There is no exact definition of ‘Romanticism’. However there are a range of themes, such as imagination and transcendence, the adoration of nature, the mysterious and the sublime, and the figure of the poet as an important individual that occur frequently in the literature of writers labeled Romantics. The Romantic era in poetry is generally thought to span from 1780 to 1830. Byron was born in 1788 and is considered a major poet of the Romantic period. Most critics consider Don Juan his masterpiece. This article analyzes a fragment from the first canto.

Such a weighty concept as Romanticism can never really be clearly defined, but we can come closer to comprehending some of its characteristics by looking at the structure, themes, and language used in poems of that era.

Don Juan is an unfinished poem of mock epic proportions. The protagonist’s formative years are presented in the first canto, chronicled in the third person by a cynically urbane narrator who adopts a detached and conversational tone, thus imbuing Juan’s adventures with a world-weary irony.

A prevailing sense of disillusion is typical of the narrative voice employed. The language is erudite and witty, with many classical allusions – ‘what person can be partial / To all those nauseous epigrams of Martial?’ appearing to spill forth from the mouth of a worldly yet jaded aristocrat. The style is affectedly improvisatory, despite the use of high-flown vocabulary: ‘intestate’ in stanza 37 and ‘illumined’ in stanza 46, it would appear that Byron was striving for an effect of immediacy and directness: ‘The Missal / too (it was the family Missal).’

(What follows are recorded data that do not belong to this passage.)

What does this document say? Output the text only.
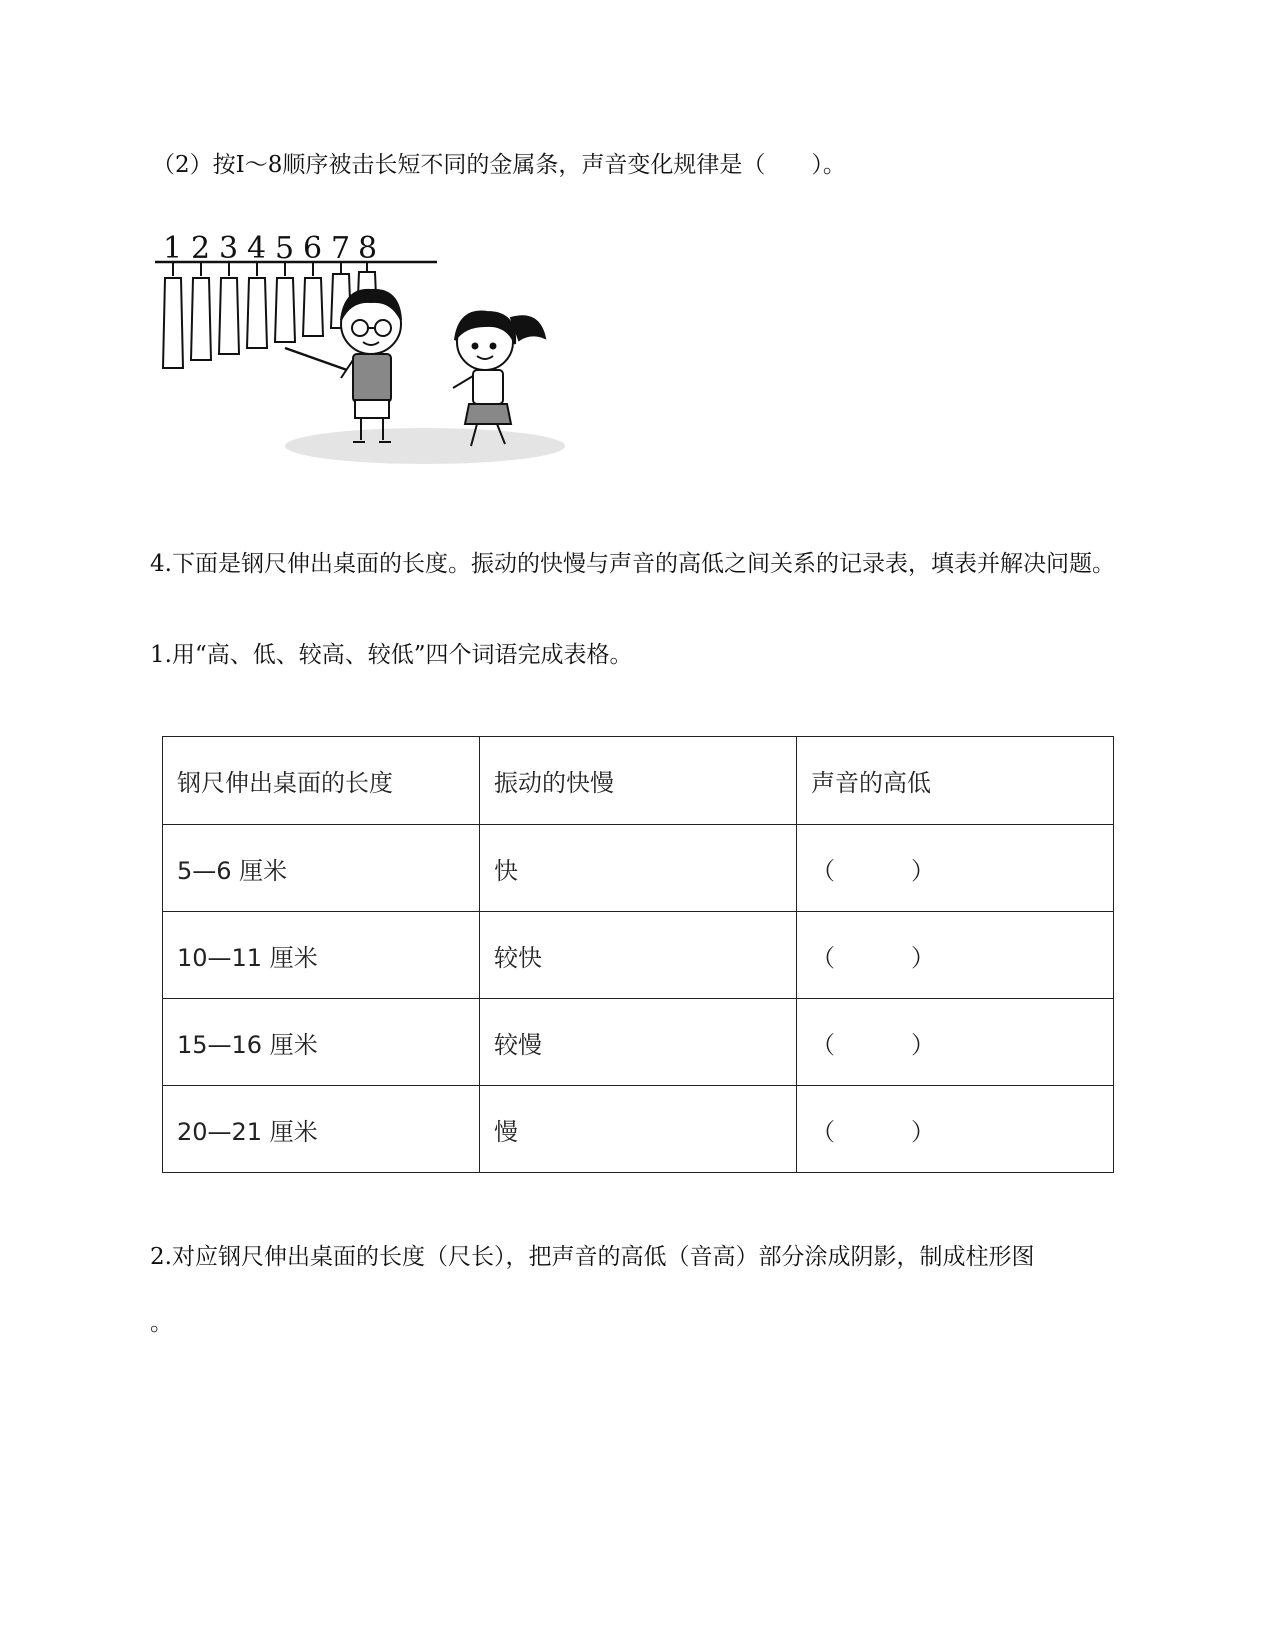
（2）按I～8顺序被击长短不同的金属条，声音变化规律是（　　）。
1 2 3 4 5 6 7 8
4.下面是钢尺伸出桌面的长度。振动的快慢与声音的高低之间关系的记录表，填表并解决问题。
1.用“高、低、较高、较低”四个词语完成表格。
钢尺伸出桌面的长度	振动的快慢	声音的高低
5—6 厘米	快	（ ）
10—11 厘米	较快	（ ）
15—16 厘米	较慢	（ ）
20—21 厘米	慢	（ ）
2.对应钢尺伸出桌面的长度（尺长），把声音的高低（音高）部分涂成阴影，制成柱形图
。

Humour and irony are also important elements in Don Juan, and the poem’s formal structure is specifically designed to accommodate them. Byron employs a sophisticated form known as ottava rima: an eight line stanza form with a rhyming scheme of ABABABCC. As well as facilitating the conversational mode, the use of ottava rima also allows him to build up a seemingly dramatic situation over the first six lines, only to have a shift in tone during the final couplet, frequently creating an effect of bathos, as evinced in the closing line of stanza 38, where it is imparted that Juan has learned ‘how to scale a fortress – or a nunnery’.

The narrator is arguably a character in his own right, applying a unique voice that consists of a language and style that is all their own, no doubt quite dissimilar to that of the young Juan’s. Such a division in the poem’s architecture runs parallel to the relationship between story and plot. The former relates to the actual events which befall Juan, the latter is concerned with how these events manifest themselves, and how they are imparted by the narrator – a process known as focalization.

The late eighteenth-century was a time of massive social upheaval, with the French and American revolutions. Such cataclysmic events inevitably influenced writers of the age, regardless of their style. In his time Byron was the second most famous man in Europe after Napoleon.